Erie Times-News - "Kerry Hopes Obama Will Make Stop in Erie"
U.S. Sen. John Kerry carried Pennsylvania, including Erie County, when he sought the nation's top job four years ago.
This year's race casts him in a supporting role, endorsing Sen. Barack Obama for president.
Kerry, 64, campaigned last week in central and eastern Pennsylvania. He doesn't know whether the campaign will take him to Erie, as it will for Sen. Edward M. Kennedy, who will campaign here Monday on behalf of Obama.
"I'd love to get up there. I just don't know what the schedule's going to be," he said.
The Erie Times-News caught up with Kerry by phone Thursday from Washington, D.C. Here are excerpts from that interview:
Q Senator, I appreciate the fact that you're speaking with us today, but here in Erie we're starting to feel a little bit forgotten. Why hasn't Senator Obama campaigned here yet, and do you know when he will?
A I can't tell you specifically what days he will be there. I know that he's headed to Pennsylvania. He's there now, I think. And he just did a six-day bus tour. I don't know how that schedule was put together, but you know, who knows whether he's going to be able to get there in the next days? I think there's still ... 12 days left. ... So who knows what happens? I would hope he'd be able to certainly, but he's campaigning all around the state.
Q A lot of Obama supporters are looking forward to seeing him come up here for --
A Well, I think it would be great if he does. And I will ... urge the campaign to try to get him or somebody there. But I'd love to see him be there. I loved campaigning there. I had a great time in Erie.
Q Senator, if you could tell us why you're supporting Senator Obama over Senator Clinton.
A I believe that Barack Obama has the best opportunity to unite the country and change our politics. I think that he has proven his ability across the nation by winning 30 states and caucuses to her 15, and by gathering the largest numbers of delegates and the largest vote, and he's winning in places that Democrats don't normally win, which is very important to Democrats. I think that he's shown an ability to attract support in red states. ... We need to win in November, and I think Barack Obama has the best chance of doing that.

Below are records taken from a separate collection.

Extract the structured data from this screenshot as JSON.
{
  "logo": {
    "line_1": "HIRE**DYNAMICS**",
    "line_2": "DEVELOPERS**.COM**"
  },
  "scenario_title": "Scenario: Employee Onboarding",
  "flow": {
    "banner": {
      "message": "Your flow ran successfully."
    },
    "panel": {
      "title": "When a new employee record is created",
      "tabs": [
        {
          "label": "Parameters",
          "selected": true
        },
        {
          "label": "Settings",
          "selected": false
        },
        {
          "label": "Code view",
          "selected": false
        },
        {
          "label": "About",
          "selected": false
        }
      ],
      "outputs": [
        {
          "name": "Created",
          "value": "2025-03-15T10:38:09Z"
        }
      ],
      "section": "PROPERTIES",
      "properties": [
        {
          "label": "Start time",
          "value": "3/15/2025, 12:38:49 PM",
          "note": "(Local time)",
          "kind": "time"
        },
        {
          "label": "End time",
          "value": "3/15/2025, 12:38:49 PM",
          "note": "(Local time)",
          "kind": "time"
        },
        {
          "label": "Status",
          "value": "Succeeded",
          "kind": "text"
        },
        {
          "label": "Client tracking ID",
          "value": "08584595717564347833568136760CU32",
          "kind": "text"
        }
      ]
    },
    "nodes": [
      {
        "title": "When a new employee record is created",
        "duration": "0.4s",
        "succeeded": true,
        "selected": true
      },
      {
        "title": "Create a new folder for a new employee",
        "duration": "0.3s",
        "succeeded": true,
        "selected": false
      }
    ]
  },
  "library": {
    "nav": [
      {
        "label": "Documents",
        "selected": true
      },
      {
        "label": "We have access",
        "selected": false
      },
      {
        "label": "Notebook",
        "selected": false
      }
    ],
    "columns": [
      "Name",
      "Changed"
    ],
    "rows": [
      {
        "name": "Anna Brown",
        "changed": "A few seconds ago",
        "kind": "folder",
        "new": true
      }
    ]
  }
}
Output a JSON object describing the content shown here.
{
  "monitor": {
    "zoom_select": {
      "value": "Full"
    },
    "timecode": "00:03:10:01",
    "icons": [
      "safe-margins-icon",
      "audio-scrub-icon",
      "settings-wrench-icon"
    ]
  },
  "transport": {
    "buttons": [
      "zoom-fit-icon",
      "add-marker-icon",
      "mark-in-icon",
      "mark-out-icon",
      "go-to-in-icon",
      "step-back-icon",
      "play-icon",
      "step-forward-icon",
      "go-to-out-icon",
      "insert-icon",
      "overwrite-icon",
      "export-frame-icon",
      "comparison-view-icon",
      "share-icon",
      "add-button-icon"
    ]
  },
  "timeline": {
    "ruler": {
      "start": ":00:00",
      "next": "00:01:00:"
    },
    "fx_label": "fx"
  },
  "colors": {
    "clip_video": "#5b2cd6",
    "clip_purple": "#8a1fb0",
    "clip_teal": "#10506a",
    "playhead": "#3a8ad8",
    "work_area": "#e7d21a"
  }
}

Q What advice would you give to Democrats here in Erie who are torn between the two candidates with the primary just over a week away?
A Well, I'd say this. I mean ... a lot of us were torn. We work with both of these people. You know, Senator Kennedy, Senator (Jay) Rockefeller, Senator (Christopher) Dodd, Senator (Dick) Durbin, a lot of us have looked at these two candidates and we both see people we like and that we respect. But I believe Barack Obama has a better opportunity than she does to be able to change the voting coalition of America. I believe he has a chance to win states where we haven't been able to in the past -- or haven't -- whether we've been able to or not. I think that, you know, the fact is that I think he brings more legislative experience to the table. He's been a legislator longer than Hillary Clinton. He's got foreign-policy experience from the Foreign Relations Committee and his life. And he comes to the job with more foreign-policy experience than Ronald Reagan or Bill Clinton had when they became president. And I think he's ready to do the job and able to get elected. And I think the country wants to really turn the page of history.
Q With this internal Democratic battle waging on, isn't there a chance that the Democrats could blow this election as Senator McCain waits in the wings?
A You know, I don't believe ... that's going to happen at all. I think as long as the two candidates keep focused on the real issues -- the difference between Democrats and the Republican Party -- as long as this is not a demolition derby going down to these last primaries, there's no reason this doesn't strengthen us. And as long as we are unified, which I believe we will be, I think it's going to be healthy.
Q If Senator Obama becomes the nominee, what are the chances that he could be targeted in a Swiftboat-style campaign, and what could you have done better to counter that criticism four years ago?
A Well, I think it's a hundred percent, a hundred percent that some partisans on the other side are going to attack in the same kind of way, using whatever targets are available to them. And everybody expects it. The difference is, we now know that you can't take -- you can't assume that people have learned the truth because it was printed in the newspapers or put out on one television show. What we could have done better and should have done better was made sure that more money was spent specifically answering their lies. And ... they, for an example, they spent about $4 million in Ohio in the last week alone, and we didn't counter those lies for whatever reasons. I can't tell you. You know, you hope people are getting those kinds of things done. It didn't happen. I take responsibility for it. I don't think that Barack Obama or Hillary Clinton are going to stand for that for one instant. The Democratic Party isn't going to stand for it. We've learned the lesson. You have to answer dollar for dollar, and even more, every effort they make to lie about your character or who you are.